Saat itulah aku seperti melayang, rasanya berapa detik tak menyentuh tanah.. Terbang sejenak pikirku. Sebelum mata memejam dan melihat rerumputan hijau yang tepat berada di sebelahku tertidur dan rasanya nyaman sekali. Dan saat itu juga aku tak melihat apapun lalu tidurlah seketika itu juga.

Entah berapa lama aku tertidur dan tak merasakan tangan beserta kakiku yang dapat digerakkan. Namun, ada suara banyak orang orang berada di dekatku. Mereka sedang mengobrolkan sesuatu yang tak aku mengerti.

Aku bangun dengan keadaan linglung, seperti bukan diriku saat itu. Aku sadar tapi tak ada kata yang dapat aku ucap. Aku melihat banyak orang yang berdatangan. Ada yang berdiri, duduk, bahkan mengobrol satu sama lain.

Tiba-tiba ada suara yang memanggilku," Tole, tole! Sudah bangun? Mau makan apa?" tanya suara itu. Ternyata itu adalah suara Kak Lia. Anak pertama dari simbahku.

Aku hanya terdiam dan tak menjawab sama sekali. Kulihat Ibu sedang memangku kepalaku. Dan wajahnya tanpa ekspresi. Entah sedih atau apa aku tak begitu mengerti.

Aku bangun dan hendak mau ke kamar mandi. Namun yang aku rasa kaki kananku sakit sekali, bahkan untuh berjalan saja susah. Sempat melihat jam sudah berada pada angka 9 atau tepatnya pukul 21.—sekian.

Sekiranya kesadaranku mulai membaik dan aku bertanya pada Kak Lia. "Mbak, apa yang terjadi?" Polosku bertanya tanpa rasa tahu.
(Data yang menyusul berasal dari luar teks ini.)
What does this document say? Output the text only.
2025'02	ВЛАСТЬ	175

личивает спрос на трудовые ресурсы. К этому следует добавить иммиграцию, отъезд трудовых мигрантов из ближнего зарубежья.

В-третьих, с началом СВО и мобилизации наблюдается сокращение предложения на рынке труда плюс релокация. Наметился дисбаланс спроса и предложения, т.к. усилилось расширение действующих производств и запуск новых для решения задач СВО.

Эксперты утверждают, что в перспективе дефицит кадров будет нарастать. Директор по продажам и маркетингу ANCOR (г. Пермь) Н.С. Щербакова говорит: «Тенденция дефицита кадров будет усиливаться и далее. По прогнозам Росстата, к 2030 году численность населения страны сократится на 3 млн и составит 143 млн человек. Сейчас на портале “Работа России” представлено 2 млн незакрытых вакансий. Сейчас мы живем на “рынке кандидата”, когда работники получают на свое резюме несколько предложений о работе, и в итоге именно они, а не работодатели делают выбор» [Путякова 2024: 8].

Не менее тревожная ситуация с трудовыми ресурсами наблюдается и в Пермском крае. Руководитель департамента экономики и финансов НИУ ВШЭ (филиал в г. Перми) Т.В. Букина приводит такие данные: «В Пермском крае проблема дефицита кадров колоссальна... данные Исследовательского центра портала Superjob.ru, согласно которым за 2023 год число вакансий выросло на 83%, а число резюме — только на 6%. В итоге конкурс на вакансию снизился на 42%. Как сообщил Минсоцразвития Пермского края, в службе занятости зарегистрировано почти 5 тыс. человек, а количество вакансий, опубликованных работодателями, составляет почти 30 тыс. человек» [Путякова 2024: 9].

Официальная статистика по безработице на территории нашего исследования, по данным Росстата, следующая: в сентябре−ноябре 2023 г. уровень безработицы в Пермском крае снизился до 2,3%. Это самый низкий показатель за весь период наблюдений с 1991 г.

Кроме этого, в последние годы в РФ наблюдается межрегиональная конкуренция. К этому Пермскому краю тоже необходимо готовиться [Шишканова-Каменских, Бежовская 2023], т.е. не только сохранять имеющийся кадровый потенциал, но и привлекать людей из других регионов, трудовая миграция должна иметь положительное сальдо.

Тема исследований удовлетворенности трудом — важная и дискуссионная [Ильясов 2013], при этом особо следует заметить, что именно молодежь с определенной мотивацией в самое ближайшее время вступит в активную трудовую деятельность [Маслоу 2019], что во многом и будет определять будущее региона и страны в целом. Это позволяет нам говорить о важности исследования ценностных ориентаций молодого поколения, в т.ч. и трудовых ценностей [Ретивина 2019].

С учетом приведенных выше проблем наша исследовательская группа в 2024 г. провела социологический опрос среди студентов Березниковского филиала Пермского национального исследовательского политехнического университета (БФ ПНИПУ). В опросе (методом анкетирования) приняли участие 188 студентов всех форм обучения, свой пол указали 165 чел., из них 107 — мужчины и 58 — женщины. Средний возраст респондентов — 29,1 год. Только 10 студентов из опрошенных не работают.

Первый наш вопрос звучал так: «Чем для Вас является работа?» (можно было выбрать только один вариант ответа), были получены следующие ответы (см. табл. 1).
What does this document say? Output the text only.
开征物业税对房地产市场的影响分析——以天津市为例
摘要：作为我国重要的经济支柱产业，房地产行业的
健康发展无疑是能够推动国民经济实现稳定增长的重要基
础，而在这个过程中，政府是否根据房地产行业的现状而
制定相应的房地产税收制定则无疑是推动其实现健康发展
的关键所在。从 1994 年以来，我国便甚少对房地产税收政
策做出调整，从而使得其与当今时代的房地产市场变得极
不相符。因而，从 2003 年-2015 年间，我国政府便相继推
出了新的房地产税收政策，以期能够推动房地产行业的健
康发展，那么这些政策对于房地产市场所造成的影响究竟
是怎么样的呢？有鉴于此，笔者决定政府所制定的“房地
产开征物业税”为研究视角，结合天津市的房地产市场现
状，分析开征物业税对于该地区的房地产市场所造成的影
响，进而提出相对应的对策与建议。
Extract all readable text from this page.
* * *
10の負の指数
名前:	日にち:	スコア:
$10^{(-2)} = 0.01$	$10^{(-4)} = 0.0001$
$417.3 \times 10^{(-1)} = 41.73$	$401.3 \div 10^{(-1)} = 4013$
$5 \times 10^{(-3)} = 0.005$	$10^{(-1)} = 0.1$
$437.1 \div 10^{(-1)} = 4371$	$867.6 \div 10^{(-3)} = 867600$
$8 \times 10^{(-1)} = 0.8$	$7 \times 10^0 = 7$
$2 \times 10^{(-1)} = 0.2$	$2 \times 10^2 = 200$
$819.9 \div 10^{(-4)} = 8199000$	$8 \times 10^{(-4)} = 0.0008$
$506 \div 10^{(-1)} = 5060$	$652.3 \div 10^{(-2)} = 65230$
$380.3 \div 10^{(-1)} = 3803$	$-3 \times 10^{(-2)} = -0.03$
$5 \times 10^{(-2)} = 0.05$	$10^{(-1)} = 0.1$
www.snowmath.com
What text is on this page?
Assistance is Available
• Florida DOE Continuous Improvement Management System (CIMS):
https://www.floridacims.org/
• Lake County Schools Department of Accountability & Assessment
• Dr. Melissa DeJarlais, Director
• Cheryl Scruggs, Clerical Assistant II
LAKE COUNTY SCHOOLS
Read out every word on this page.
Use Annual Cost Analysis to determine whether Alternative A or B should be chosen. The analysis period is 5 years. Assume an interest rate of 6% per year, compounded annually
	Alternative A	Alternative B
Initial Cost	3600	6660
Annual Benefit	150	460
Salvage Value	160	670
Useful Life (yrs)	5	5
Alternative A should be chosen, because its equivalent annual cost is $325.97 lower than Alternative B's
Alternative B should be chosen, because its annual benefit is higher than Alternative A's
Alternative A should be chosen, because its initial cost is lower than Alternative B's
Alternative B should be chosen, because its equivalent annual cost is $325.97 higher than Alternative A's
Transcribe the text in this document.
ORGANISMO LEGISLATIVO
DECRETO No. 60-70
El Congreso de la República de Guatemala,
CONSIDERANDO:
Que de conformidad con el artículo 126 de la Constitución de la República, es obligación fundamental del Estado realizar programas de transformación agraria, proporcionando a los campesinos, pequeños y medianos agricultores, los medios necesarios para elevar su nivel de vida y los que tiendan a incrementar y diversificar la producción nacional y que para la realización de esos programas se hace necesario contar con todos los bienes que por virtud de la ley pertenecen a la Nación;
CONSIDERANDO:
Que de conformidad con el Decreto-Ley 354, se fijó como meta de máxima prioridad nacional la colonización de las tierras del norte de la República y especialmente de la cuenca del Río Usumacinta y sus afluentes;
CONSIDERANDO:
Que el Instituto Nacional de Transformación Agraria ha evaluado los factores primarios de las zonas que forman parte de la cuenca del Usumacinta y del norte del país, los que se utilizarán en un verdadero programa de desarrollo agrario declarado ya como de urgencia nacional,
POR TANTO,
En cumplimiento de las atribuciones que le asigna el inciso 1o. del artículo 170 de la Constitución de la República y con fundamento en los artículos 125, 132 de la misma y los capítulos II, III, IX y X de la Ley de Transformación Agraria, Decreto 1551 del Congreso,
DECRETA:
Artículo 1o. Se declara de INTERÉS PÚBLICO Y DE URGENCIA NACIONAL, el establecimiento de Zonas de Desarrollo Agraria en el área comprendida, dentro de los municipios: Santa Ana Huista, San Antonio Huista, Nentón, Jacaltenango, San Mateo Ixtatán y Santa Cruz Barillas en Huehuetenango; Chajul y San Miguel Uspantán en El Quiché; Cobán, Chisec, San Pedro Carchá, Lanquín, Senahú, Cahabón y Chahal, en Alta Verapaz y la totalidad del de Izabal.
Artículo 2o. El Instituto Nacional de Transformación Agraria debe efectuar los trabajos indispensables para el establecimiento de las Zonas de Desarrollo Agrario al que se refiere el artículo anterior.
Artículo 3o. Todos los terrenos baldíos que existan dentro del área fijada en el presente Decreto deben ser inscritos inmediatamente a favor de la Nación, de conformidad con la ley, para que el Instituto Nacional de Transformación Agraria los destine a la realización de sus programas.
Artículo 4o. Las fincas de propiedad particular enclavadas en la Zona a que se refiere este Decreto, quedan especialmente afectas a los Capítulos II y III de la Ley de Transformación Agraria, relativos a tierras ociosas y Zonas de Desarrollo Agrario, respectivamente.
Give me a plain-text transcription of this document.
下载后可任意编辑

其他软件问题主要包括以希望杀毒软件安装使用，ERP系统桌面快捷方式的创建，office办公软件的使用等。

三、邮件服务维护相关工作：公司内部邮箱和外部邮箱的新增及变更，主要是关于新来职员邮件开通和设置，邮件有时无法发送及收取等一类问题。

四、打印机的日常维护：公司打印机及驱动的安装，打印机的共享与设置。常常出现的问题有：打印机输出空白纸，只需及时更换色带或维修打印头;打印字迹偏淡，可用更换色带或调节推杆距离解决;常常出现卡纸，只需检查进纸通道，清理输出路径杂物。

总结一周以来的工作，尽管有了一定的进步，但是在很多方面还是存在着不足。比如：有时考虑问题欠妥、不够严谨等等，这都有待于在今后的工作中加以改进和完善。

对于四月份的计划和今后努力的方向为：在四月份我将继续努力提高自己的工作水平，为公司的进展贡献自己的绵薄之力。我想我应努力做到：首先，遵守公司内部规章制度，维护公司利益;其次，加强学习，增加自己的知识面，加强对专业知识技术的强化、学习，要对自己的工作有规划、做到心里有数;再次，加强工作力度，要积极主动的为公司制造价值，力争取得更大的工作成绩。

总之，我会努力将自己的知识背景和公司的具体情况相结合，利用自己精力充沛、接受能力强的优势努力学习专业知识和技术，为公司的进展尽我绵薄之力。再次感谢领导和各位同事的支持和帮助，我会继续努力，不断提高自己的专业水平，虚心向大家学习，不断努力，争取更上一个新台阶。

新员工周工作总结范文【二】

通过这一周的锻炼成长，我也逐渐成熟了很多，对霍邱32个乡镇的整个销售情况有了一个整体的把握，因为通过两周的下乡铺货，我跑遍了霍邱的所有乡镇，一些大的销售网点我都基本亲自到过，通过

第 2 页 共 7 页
"Kamu tadi kecelakaan saat mau pulang ke rumah." Terangnya dengan lemah lembut berkata.

"Wah. Aku ingat! Tadinya aku mau menghampiri Akbar dan tiba-tiba ada motor yang berdiri di belakangku!" Tanpa ragu aku berkata.

"Sudah-sudah. Kamu istirahat aja dulu le!" suruhhnya.

"Iya mbak!" aku kembali tidur di dekat televisi yang sedang menyala. Dan terlelaplah aku hari itu.